Was Liebe ist

On 9. Juli 2016 by admin

P1010930Jetzt ist es raus, Forscher der University of Carlifornia  haben die Formel gelöst und wir dürfen getrost die kitschigen „Liebe ist …“-Cartoons vergessen, die uns über Jahrzehnte aus Zeitschriften entgegengrinsten. Ich will niemanden unnötig auf die Folter spannen:

Liebe=Sexualität+Bindung+Fürsorge

Da ist was dran.

Ohne Frage muss eine Anziehung zwischen zwei Leuten bestehen, dass sie aufeinander aufmerksam werden. Hormongesteuert zieht es uns zueinander hin. Angeblich ist ja der Geruch ganz entscheidend bei der Vorauswahl unter potenziellen Partnern.

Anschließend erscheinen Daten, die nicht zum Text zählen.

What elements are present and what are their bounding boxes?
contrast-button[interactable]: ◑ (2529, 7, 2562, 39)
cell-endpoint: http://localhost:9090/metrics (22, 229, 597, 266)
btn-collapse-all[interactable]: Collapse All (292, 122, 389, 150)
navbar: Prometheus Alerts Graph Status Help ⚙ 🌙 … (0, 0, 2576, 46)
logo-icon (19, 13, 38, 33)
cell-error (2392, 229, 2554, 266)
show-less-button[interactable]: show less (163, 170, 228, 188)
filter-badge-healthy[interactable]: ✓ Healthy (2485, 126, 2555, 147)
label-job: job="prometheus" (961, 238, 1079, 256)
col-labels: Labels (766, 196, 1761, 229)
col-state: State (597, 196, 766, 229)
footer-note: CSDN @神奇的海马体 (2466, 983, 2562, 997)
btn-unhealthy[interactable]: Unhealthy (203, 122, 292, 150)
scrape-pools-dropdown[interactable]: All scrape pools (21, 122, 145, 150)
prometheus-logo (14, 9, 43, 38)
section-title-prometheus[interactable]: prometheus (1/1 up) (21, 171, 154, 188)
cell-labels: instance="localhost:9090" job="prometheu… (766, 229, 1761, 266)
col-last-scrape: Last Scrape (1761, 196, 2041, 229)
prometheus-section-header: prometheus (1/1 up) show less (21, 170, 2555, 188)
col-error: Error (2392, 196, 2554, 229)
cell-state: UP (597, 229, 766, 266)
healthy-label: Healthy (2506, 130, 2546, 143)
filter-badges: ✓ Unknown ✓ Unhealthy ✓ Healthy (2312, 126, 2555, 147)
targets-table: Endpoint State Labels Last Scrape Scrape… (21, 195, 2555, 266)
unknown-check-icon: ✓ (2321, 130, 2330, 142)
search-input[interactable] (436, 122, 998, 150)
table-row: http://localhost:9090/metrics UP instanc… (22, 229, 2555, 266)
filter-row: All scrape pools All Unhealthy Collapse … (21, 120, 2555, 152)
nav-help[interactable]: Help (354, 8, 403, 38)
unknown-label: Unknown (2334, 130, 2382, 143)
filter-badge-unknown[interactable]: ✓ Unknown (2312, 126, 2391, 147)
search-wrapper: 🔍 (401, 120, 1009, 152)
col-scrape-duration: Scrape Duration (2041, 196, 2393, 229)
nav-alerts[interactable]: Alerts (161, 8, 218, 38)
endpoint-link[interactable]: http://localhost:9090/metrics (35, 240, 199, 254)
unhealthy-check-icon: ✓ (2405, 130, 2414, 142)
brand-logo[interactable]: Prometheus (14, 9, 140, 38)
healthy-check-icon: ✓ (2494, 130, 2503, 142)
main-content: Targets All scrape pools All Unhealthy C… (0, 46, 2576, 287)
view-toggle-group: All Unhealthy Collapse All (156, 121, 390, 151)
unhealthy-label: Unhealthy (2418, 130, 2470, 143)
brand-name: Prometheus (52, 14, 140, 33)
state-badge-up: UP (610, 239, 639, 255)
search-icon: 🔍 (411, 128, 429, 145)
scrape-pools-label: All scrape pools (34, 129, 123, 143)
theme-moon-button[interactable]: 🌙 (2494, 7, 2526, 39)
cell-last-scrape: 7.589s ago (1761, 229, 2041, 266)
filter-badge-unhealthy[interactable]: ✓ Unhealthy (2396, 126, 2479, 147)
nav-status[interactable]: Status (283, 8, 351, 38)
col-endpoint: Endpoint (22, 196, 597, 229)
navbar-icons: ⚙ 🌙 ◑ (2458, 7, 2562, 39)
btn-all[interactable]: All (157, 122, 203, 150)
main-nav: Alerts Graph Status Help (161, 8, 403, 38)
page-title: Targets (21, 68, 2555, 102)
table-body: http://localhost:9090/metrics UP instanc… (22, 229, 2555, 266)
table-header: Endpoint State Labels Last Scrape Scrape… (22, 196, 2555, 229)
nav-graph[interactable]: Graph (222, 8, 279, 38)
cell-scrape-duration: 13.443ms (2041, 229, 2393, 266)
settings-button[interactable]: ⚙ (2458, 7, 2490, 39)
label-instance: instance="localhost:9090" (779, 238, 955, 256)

Über Körpergeruch kann die Immunlage des Gegenübers abgecheckt werden, ob man genetisch zueinander passt. Ich will das mal glauben. Die anderen Sinnesreize, die man zusätzlich vom Gegenüber empfängt, hätte ich aber auch gern an dieser Stelle vermerkt, die Blicke, die zugeneigte Körpersprache, die fühlbare Nähe, die Stimme, die Hände, die Lippen, der ganze Mensch. Aber gut, der Geruch. Wenn der Sex in einer Beziehung fehlt, mangelt es im unmittelbarstem Sinne an Berührungspunkten. Eine Ferne und Kälte stellt sich ein, die nur mühsam durch Anderes überbrückt werden kann.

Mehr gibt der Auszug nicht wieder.